Partisan gridlock is hurting the economic recovery, says economist

The U.S. economy will remain sluggish as long as the federal government continues to send mixed signals to the business community, according to a leading Southern California economist.

Chris Thornberg, a founding partner with Beacon Economics LLC in Los Angeles, said neither political party is addressing the nation’s long-term economic problems and that the economy won’t recover until that changes.

“[Congress] just agreed to raise the debt ceiling until next February so we won’t default on our debts,” said Thornberg, who spoke at the annual Lee & Associates’ Brokers Summit, held earlier this month in Las Vegas. “Well, that doesn’t solve the problem. All that means is that we’ll have to go through this again in a few months.”

Prodded by the Tea Party, the GOP has adopted a policy of opposing anything proposed by President Obama, regardless of its possible merits, Thornberg said.

“We need to spend a lot more to repair the country’s infrastructure, which President Obama wanted to do,” Thornberg said. “That would put a lot of people back to work, but the Republicans didn’t want any part of it.
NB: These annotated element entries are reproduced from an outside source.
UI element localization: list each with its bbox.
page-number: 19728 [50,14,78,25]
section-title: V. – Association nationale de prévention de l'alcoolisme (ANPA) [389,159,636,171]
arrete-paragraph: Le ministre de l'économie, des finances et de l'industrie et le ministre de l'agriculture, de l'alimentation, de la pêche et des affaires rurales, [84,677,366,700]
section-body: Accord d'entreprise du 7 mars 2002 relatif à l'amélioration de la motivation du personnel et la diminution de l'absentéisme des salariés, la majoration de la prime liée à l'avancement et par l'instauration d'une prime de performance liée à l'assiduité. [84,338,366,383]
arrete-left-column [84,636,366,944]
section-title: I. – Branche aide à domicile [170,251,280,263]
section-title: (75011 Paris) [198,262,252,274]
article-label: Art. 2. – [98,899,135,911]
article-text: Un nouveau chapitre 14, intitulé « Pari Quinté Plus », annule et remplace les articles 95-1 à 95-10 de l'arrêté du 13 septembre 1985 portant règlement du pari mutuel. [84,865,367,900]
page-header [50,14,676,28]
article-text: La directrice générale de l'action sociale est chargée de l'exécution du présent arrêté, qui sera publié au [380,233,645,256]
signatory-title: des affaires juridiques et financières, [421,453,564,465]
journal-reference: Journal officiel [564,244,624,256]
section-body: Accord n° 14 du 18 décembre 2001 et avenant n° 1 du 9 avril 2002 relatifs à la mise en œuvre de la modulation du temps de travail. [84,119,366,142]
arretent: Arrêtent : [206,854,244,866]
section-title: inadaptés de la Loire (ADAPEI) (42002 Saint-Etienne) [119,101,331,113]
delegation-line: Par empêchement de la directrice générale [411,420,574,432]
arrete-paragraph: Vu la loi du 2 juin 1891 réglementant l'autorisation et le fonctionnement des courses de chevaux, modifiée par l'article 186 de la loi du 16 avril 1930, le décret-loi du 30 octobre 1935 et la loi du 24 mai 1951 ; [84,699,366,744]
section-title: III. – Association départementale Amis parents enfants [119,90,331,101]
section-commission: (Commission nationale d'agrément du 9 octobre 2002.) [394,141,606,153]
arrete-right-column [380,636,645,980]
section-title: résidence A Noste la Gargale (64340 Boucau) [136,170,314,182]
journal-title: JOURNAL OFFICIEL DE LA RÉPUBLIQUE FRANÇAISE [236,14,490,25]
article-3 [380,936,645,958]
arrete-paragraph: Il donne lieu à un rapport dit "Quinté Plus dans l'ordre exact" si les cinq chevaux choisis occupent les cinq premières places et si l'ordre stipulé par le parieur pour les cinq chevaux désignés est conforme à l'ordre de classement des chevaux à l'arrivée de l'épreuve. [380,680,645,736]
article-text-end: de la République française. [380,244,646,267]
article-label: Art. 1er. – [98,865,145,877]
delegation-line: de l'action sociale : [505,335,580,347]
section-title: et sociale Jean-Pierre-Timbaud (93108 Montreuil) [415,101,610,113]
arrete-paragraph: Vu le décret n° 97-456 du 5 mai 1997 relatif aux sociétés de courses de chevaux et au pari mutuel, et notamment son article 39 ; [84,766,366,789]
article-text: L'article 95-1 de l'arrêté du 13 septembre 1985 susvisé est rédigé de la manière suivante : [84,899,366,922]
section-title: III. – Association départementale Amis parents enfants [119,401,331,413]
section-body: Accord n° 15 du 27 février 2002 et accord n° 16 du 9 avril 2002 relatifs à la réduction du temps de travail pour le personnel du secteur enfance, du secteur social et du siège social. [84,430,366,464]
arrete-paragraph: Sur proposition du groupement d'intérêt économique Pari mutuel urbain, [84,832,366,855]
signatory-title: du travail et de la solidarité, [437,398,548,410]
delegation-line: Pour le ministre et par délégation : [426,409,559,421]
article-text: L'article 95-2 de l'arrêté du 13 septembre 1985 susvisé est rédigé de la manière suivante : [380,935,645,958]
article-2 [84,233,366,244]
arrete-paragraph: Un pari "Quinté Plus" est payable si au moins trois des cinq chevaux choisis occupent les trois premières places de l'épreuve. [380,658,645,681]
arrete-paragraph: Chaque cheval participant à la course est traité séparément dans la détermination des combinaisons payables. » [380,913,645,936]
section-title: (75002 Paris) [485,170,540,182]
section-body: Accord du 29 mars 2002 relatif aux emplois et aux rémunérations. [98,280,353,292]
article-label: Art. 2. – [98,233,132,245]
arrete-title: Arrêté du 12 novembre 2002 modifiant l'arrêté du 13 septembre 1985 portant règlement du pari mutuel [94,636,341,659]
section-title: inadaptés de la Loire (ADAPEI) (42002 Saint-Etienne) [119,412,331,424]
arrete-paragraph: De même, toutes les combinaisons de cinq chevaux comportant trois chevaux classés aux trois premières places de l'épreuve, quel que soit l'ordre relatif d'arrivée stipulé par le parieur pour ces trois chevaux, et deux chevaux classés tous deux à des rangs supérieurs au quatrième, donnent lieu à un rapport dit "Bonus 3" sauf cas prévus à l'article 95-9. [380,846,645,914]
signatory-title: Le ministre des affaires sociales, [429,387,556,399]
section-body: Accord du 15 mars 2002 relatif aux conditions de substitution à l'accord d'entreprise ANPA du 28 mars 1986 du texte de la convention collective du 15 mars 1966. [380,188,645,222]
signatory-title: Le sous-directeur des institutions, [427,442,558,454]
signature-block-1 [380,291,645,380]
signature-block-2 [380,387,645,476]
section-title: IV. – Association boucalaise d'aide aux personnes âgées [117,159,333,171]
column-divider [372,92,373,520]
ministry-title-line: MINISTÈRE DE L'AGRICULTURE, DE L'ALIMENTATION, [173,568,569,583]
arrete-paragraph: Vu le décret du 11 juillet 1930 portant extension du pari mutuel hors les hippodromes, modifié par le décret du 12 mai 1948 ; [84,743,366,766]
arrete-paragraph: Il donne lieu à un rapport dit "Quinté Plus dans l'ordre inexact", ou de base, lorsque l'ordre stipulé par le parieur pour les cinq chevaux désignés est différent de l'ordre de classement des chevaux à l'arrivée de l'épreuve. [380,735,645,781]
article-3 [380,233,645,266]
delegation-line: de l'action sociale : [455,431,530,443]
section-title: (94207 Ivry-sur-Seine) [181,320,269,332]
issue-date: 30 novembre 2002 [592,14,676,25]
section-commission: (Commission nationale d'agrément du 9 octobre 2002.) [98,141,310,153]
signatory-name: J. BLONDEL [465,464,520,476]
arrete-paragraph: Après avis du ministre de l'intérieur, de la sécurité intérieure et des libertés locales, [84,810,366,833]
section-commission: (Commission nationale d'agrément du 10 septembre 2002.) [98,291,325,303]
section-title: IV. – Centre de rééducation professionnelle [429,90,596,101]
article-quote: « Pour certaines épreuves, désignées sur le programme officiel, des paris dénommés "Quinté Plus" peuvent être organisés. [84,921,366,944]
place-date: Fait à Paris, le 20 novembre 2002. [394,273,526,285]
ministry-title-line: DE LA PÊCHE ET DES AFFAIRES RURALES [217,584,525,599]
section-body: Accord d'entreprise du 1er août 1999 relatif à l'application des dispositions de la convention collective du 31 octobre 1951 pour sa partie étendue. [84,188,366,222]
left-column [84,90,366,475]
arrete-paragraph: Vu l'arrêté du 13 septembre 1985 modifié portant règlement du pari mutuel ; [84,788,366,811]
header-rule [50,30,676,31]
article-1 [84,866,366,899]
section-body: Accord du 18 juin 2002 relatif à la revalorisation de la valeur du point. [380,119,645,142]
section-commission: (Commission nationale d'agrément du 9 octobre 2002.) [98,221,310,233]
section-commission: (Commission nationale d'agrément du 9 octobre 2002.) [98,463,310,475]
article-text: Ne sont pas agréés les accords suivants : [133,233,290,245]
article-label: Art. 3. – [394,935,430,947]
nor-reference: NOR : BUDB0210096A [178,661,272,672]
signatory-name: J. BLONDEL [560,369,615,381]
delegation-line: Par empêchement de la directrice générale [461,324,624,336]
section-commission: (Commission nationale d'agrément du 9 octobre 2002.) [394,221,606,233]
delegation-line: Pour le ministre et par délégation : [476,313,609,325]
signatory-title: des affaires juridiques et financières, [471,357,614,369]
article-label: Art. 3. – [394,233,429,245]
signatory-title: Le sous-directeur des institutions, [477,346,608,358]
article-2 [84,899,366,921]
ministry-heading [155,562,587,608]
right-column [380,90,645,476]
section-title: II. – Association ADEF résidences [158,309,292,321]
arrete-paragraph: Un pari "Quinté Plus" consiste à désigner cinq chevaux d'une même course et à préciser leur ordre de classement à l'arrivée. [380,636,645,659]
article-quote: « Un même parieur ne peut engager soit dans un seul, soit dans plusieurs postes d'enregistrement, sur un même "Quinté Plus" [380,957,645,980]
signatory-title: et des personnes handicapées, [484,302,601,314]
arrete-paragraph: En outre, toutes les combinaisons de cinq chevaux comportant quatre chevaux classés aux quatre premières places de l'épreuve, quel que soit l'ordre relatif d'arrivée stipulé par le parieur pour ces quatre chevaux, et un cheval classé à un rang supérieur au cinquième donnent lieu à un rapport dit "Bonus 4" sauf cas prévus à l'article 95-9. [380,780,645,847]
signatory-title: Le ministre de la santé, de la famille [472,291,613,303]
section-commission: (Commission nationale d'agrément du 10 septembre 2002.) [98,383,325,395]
I have no idea why.”

At the same time, Democrats are not facing up to the long-term problems in Social Security and Medicare, two of the party’s prized safety net programs.

“The fact is that both of those programs are going to go broke if something isn’t done to fix them,” Thornberg said. “The federal government has to start sending clear signals to the business community, which would start investing capital if it knew what to expect from Washington, D.C.  They’ve taken a decent recovery and turned it into a slow one.”

Thornberg has a solid track record in his assessments of the economy. He was one of the first to predict the subprime mortgage crash that started in 2007 and the subsequent global recession, though the last few years he’s been more optimistic.

“I’ve been a little more bullish in the past few years, mostly because the fundamentals of our economy are still solid,” Thornberg said. “I don’t think we’re about to go off a cliff.”